In all instances a user would have to pay full price, Woods said.
The enterprise edition of Oracle's 9i database costs $40,000
(£26,600) per processor.
"Under our existing policy you would have to pay for all
processors, unless you physically segment the CPU. It is something
we are looking at and we are aware of customer questions," she
said.
Users have to "disconnect" the machine "completely" if they do not
want to pay, Woods said. This was not the answer some in the
audience were looking for.
"I would not be able to convince my company to pay fully for two
machines if one of them is only meant as a backup," said one
attendee.
An IT manager for a large European telecoms company asked if he
could run the standard edition of the Oracle 9i database on a
machine that is designed for six processors, but only has one.
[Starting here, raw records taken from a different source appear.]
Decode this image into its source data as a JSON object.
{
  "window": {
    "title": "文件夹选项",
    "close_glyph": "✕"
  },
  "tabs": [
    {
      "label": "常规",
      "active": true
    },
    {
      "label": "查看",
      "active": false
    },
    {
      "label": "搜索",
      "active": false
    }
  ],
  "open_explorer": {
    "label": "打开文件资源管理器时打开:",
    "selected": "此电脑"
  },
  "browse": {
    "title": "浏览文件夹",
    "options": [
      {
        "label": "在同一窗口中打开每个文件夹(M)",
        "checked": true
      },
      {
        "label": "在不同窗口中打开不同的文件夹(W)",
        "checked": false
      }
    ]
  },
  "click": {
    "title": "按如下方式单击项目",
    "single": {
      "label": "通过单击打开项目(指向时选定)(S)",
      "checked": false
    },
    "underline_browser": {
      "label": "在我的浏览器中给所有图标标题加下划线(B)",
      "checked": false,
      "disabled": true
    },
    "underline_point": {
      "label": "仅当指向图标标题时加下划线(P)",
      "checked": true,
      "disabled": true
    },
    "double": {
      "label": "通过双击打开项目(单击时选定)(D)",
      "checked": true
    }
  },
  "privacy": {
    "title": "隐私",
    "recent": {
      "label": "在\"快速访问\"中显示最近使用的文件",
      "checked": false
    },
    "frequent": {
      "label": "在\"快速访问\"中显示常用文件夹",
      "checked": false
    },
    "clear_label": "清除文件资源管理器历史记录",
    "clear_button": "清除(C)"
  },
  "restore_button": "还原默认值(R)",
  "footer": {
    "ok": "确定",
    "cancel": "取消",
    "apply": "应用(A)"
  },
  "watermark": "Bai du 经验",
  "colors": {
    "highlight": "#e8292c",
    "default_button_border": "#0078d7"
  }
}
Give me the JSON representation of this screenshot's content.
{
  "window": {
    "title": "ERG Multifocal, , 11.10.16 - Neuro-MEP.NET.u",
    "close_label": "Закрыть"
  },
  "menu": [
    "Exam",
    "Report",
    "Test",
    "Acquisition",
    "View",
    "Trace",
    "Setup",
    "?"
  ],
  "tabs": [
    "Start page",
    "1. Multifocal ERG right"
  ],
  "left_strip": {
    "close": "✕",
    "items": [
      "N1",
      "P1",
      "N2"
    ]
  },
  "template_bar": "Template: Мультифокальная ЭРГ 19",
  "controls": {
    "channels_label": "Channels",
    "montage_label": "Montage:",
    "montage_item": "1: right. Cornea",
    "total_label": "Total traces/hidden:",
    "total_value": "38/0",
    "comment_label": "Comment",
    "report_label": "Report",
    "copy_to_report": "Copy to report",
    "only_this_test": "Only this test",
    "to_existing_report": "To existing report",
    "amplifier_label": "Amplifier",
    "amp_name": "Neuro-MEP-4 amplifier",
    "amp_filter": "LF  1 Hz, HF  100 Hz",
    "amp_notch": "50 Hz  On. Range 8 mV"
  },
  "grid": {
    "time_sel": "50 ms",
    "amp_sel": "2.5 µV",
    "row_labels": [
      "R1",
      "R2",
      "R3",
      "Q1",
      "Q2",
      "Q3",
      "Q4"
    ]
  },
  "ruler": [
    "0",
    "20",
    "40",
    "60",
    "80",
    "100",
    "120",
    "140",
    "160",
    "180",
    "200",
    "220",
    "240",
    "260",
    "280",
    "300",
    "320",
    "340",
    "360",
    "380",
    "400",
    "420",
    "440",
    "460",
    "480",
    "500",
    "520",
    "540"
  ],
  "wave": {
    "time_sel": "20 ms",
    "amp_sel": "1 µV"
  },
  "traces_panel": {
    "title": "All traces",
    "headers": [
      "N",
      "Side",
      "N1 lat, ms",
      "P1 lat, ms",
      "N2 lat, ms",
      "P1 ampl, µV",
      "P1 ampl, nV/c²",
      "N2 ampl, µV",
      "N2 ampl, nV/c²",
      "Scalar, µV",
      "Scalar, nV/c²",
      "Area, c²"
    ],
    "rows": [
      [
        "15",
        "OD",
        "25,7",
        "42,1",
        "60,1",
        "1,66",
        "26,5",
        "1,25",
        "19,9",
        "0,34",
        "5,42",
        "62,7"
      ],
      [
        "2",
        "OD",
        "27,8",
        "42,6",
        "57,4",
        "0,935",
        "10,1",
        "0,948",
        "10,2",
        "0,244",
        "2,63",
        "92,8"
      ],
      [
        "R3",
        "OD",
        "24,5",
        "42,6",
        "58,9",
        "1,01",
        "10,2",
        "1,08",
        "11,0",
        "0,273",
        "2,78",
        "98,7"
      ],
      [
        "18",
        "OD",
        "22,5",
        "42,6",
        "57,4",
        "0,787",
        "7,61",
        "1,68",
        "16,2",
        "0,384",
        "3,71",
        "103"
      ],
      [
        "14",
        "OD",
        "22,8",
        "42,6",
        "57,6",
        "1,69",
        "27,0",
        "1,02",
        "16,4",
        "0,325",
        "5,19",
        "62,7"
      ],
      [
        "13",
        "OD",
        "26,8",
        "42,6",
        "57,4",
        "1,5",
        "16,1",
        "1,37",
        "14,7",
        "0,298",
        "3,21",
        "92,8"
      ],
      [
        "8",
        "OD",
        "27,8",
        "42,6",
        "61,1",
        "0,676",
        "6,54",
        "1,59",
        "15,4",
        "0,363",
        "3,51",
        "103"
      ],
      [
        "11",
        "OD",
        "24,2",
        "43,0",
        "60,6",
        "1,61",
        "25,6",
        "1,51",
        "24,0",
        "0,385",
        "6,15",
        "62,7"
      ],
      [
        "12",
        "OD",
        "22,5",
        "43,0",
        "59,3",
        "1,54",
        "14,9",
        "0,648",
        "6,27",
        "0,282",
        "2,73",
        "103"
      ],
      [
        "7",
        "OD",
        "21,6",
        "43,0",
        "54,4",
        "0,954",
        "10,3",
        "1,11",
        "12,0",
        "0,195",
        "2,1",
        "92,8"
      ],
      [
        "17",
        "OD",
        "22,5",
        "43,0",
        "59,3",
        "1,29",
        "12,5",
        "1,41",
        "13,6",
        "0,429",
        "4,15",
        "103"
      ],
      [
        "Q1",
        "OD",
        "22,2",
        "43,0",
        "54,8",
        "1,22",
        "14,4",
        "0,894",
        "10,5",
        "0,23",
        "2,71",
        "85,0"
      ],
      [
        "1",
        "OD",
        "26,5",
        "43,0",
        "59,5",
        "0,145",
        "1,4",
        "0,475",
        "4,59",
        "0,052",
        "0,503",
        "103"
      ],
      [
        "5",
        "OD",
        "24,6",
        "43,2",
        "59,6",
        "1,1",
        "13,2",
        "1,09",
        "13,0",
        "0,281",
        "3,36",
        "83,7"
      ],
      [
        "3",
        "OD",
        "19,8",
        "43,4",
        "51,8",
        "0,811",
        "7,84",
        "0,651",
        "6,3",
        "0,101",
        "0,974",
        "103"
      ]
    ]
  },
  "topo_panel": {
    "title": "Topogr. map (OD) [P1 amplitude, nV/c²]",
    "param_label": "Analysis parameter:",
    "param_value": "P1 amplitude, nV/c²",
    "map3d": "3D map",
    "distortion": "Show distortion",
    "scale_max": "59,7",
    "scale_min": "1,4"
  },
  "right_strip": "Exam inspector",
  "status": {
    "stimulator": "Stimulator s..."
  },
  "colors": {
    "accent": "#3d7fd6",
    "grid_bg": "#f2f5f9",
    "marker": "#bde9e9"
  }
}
The
standard edition costs $15,000 (£10,000) per processor with a
maximum of four CPUs allowed.
"No," said Woods, noting that there is always the risk of licence
abuse. "But this question has come up before and I will go talk to
Larry [Ellison, Oracle's chief executive] about that," she
added.
Systems available from Sun Microsystems and Hewlett-Packard allow
users partition processors physically, so that users only pay for
the actual number of CPUs used, Woods said.
Oracle's processor-based model replaced the heavily criticised
power unit pricing in June last year.